What Changes for Working Engineers

The practical barrier to adopting Lean 4 for production code remains high. The language has a steep learning curve, Lean-based libraries for most infrastructure concerns do not exist, and the tooling is still maturing relative to mainstream ecosystems. None of this changes quickly because a new model appeared.

What does change with models like Leanstral is the cost of the proof-writing step. Writing Lean proofs currently requires significant expertise in tactic selection and library navigation. If Leanstral can handle a large fraction of proof obligations automatically, given a correct specification, the remaining task is writing good specifications, which is a more tractable skill to teach and audit than manual proof construction.
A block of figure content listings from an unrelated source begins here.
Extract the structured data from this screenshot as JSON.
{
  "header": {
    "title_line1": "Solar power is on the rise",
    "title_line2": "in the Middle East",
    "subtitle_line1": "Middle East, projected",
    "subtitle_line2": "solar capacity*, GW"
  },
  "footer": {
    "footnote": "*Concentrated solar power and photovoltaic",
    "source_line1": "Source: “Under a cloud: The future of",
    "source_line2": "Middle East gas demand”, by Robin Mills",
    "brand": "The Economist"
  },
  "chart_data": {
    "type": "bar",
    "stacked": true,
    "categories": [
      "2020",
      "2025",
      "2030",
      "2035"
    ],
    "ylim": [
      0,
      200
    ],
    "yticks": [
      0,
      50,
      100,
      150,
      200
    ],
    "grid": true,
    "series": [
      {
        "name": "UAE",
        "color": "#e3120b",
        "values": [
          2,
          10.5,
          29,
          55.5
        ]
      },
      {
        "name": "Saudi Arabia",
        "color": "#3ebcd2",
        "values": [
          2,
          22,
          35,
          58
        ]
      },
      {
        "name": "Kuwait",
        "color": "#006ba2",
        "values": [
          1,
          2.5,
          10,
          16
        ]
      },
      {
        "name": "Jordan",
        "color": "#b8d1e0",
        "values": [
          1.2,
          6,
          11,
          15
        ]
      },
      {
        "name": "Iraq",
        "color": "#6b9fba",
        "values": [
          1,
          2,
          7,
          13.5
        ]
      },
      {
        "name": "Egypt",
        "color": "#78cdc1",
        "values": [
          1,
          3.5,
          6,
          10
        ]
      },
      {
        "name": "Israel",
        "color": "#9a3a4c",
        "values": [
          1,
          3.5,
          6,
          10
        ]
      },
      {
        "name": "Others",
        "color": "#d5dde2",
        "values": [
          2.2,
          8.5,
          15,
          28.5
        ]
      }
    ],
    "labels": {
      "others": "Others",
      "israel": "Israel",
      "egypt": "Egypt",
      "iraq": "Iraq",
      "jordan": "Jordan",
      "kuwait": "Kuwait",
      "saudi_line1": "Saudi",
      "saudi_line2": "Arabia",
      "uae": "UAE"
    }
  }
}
The plausible near-term application is narrower than full infrastructure replacement. Verifying critical algorithms, cryptographic primitives, parser logic, numeric kernels, in Lean, then deploying the Lean-compiled output or using the proofs as specifications to generate comprehensive test suites for code running in another language, is a realistic scope for teams willing to invest in the tooling.

Lean 4’s dual identity as a general-purpose compiled language and a proof assistant is the architectural bet that makes this path coherent. Other formal verification tools require translation layers between proof and execution. Lean 4 collapses that gap. Leanstral is the first broadly available open-source model built around that collapsed gap, and the benchmark numbers it achieves matter less than the infrastructure they represent: an accessible entry point to a verification workflow that does not require a dedicated research team to set up and maintain.